Son principe est d'informer et de former la personne et ses proches pour les aider à accommoder au mieux les effets de la maladie et préserver ou retrouver leur qualité de vie.

L'éducation thérapeutique du patient

La loi HPST (hôpital, patients, santé et territoire) du 21 juillet 2009 rend obligatoire la pratique de l’éducation thérapeutique du patient pour les maladies chroniques. Les décrets d’application définissent les conditions de coordinations, de mise en place de programmes et leur dispensation.

L'éducation thérapeutique vise à permettre :
  • d’être partie prenante du projet thérapeutique et acteur dans le processus de soins.
  • de mieux accepter la maladie au quotidien, comme les effets secondaires, et d’adopter un mode de vie plus sain.
  • d’apprendre à bien s’alimenter, à surveiller la qualité de son sommeil, à faire de l’exercice et à développer les liens sociaux.
  • de mieux collaborer avec son médecin traitant ou son psychiatre.


Différents programmes existent.
Le programme de « gestion des symptômes ». L’objectif est de devenir plus autonome dans le contrôle des symptômes pour diminuer le risque de rechute.
Le Programme de Renforcement de l’Autonomie et des Capacités Sociales (PRACS) qui vise à aider les patient à retrouver un niveau d’autonomie compatibles avec une vie sociale et relationnelle satisfaisante.
Schiz-Educ, dispensé au pôle de psychiatrie du CHU de Clermont-Ferrand, a pour objectif d’aider le patient à mieux connaître et à gérer sa maladie.
D’autres programmes ; Soleduc, Alliance et plus récemment les programmes Insight et Pract.

En aidant l’information et en favorisant cette prise de conscience, on aide les patients à développer leur pouvoir d’agir et leur autonomie et on change le regard qu’ils peuvent avoir sur la maladie et sur eux-mêmes.

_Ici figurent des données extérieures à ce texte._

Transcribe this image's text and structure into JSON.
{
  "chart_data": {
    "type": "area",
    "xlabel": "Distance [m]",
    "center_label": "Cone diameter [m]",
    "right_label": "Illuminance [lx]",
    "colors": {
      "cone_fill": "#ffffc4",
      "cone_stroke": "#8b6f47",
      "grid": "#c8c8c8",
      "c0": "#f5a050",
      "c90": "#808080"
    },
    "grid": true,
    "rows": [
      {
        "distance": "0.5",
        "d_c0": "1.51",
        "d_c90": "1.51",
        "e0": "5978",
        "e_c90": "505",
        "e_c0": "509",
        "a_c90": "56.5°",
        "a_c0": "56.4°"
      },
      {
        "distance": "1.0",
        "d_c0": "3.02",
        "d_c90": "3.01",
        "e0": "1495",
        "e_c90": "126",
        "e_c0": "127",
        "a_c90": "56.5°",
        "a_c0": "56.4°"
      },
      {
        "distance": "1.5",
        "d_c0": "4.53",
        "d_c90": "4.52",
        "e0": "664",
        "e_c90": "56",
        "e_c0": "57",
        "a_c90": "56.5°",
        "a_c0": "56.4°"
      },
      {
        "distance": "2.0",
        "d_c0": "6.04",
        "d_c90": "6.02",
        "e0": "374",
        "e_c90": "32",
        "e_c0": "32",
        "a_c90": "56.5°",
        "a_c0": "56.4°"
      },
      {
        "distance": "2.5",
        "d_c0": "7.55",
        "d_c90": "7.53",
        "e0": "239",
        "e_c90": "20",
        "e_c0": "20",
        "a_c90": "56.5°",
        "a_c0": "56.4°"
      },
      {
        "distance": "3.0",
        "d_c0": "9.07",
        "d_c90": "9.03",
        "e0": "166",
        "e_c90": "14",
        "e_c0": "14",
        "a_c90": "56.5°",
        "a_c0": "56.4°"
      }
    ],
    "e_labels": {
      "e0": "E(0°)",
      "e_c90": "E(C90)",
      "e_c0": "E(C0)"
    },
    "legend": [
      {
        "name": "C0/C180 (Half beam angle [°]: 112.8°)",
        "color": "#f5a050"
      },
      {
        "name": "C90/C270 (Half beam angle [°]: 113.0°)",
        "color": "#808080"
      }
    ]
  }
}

A l'international : des "recovery colleges" se développent 

Ces établissements sont ouverts à toutes personnes ayant ou ayant eu des troubles psychiques et sont animés ou co-animés par des pairs-aidants. A travers des cours comme dans une université classique, ils permettent l'apprentissage de nouvelles connaissances sur le rétablissement et sur la vie au quotidien avec une maladie mentale, au delà de l'éducation thérapeutique traditionnelle. 
Expérience anglo-saxonne, ils sont implantés au Royaume-Uni, au Canada, aux Etats-Unis, au Japon et en Russie.

Capture recovery college

Ouverture en septembre 2017 à Marseille du premier recovery college en France : le COFOR 

Le CoFoR – Centre de Formation au Rétablissement est porté par l'association Solidarité Réhabilitation. Les personnes vivant avec des troubles psychiatriques sévères, au lieu d'être placées de fait dans un rôle de malade, s’approprient grâce au COFOR un rôle valorisé d’étudiant. Ils construisent leur parcours de formation personnalisé, et choisissent des cursus de formation conçus comme des outils de connaissance de soi, de ses troubles et des moyens d’y faire face.

Capture COFOR rentre

La psychoéducation familiale

La psycho-éducation des familles est particulièrement efficace, tant sur le bien-être de la famille que sur l’évolution des personnes malades, avec un haut niveau de preuves.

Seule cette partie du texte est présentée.